NYU and its voracious expansion is a worthy subject for a documentary, but too often it feels like a different documentary from the one Paradiso is making. Yes, NYU is powerful enough to count as a monolithic land baron, but the issue of what’s happened to Greenwich Village is a vastly different story. It has to do with independent landlords and the way the city has enabled them; the gradual entropy of outsider culture; the migration of gay culture from the Village to Chelsea; and other factors. Some of this is mentioned in the film, but that’s the problem — it’s just mentioned. It’s never explored.

Paradiso interviews the owners of Tea & Sympathy, a cozy nook of British tea-time cuisine who explain how their rent skyrocketed (they’re still there, however). He also talks to Jim Drougas, the proprietor of Unoppressive Non-Imperialist Bargain Books, who has long silky white hair, a face at once weathered and boyish, and the becalmed manner of someone who finds a Zen satisfaction in the act of sitting in his cramped store selling art books and comics and studies of Bob Dylan. He’s one of the last of the quintessential Village characters, yet we learn next to nothing about how he keeps his business going. There’s not enough in “The Lost Village” about the Village that’s disappearing — about what it meant to people, and maybe still means, and how it rippled out to the larger society.

The movie takes note of the 2010 closing of St.
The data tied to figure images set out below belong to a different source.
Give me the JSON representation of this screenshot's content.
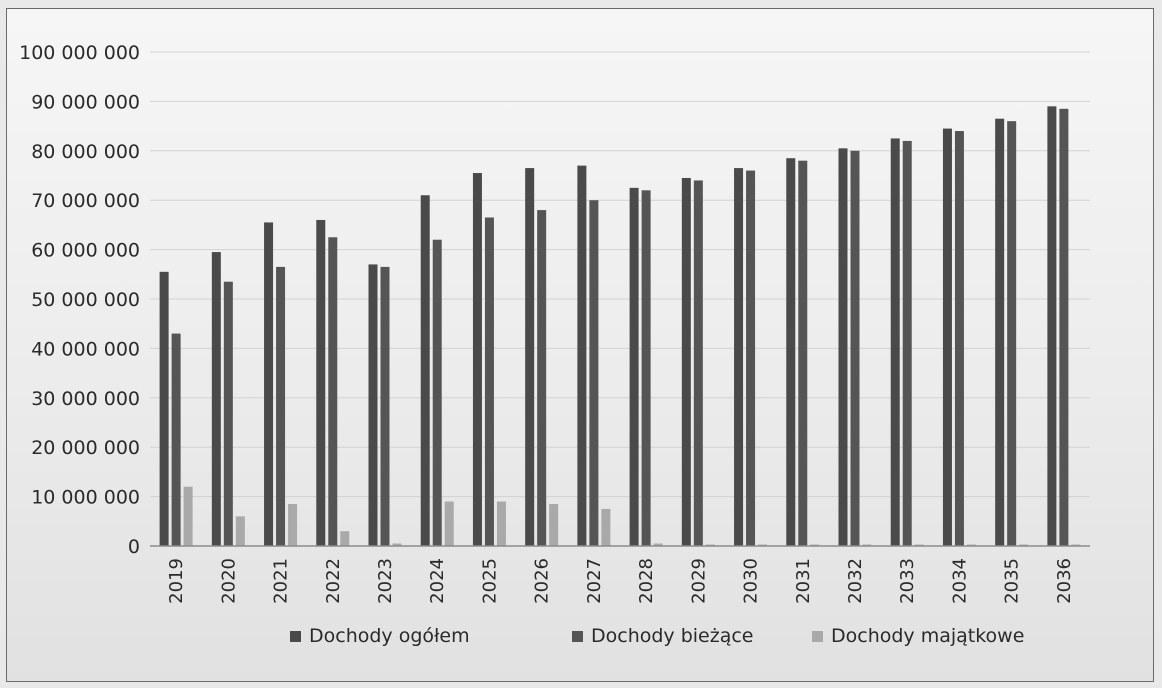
{
  "chart_data": {
    "type": "bar",
    "title": "",
    "xlabel": "",
    "ylabel": "",
    "ylim": [
      0,
      100000000
    ],
    "yticks": [
      0,
      10000000,
      20000000,
      30000000,
      40000000,
      50000000,
      60000000,
      70000000,
      80000000,
      90000000,
      100000000
    ],
    "ytick_labels": [
      "0",
      "10 000 000",
      "20 000 000",
      "30 000 000",
      "40 000 000",
      "50 000 000",
      "60 000 000",
      "70 000 000",
      "80 000 000",
      "90 000 000",
      "100 000 000"
    ],
    "grid": true,
    "legend_position": "bottom",
    "categories": [
      "2019",
      "2020",
      "2021",
      "2022",
      "2023",
      "2024",
      "2025",
      "2026",
      "2027",
      "2028",
      "2029",
      "2030",
      "2031",
      "2032",
      "2033",
      "2034",
      "2035",
      "2036"
    ],
    "series": [
      {
        "name": "Dochody ogółem",
        "color": "#4a4a4a",
        "values": [
          55500000,
          59500000,
          65500000,
          66000000,
          57000000,
          71000000,
          75500000,
          76500000,
          77000000,
          72500000,
          74500000,
          76500000,
          78500000,
          80500000,
          82500000,
          84500000,
          86500000,
          89000000
        ]
      },
      {
        "name": "Dochody bieżące",
        "color": "#555555",
        "values": [
          43000000,
          53500000,
          56500000,
          62500000,
          56500000,
          62000000,
          66500000,
          68000000,
          70000000,
          72000000,
          74000000,
          76000000,
          78000000,
          80000000,
          82000000,
          84000000,
          86000000,
          88500000
        ]
      },
      {
        "name": "Dochody majątkowe",
        "color": "#a9a9a9",
        "values": [
          12000000,
          6000000,
          8500000,
          3000000,
          500000,
          9000000,
          9000000,
          8500000,
          7500000,
          500000,
          300000,
          300000,
          300000,
          300000,
          300000,
          300000,
          300000,
          300000
        ]
      }
    ]
  }
}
Vincent’s Hospital, the fabled institution — so crucial during the AIDS crisis — that was converted into luxury condos. And maybe it’s a good thing that it spares us a nostalgic rundown of the Village’s greatest hits (Dylan Thomas! The Beats! The Kingston Trio! Bob Dylan! Lenny Bruce! The Stonewall riots! Frank Serpico!). But couldn’t it have probed beneath the clichés to commemorate the Village with a devotion enriched by hindsight? Paradiso interviews Judith Malina, one of the co-founders of the Living Theatre (she died in 2015), who grouses about having to move to New Jersey and sounds utterly bitter about where she landed. I guess that’s honest, but it would have been nice to hear her testify to what made the Village a transcendent place to be, for her and others. “The Lost Village” has some insight, but it’s too bitter to recall its subject with anything but regret. The spirit of the Village gets lost in this movie too.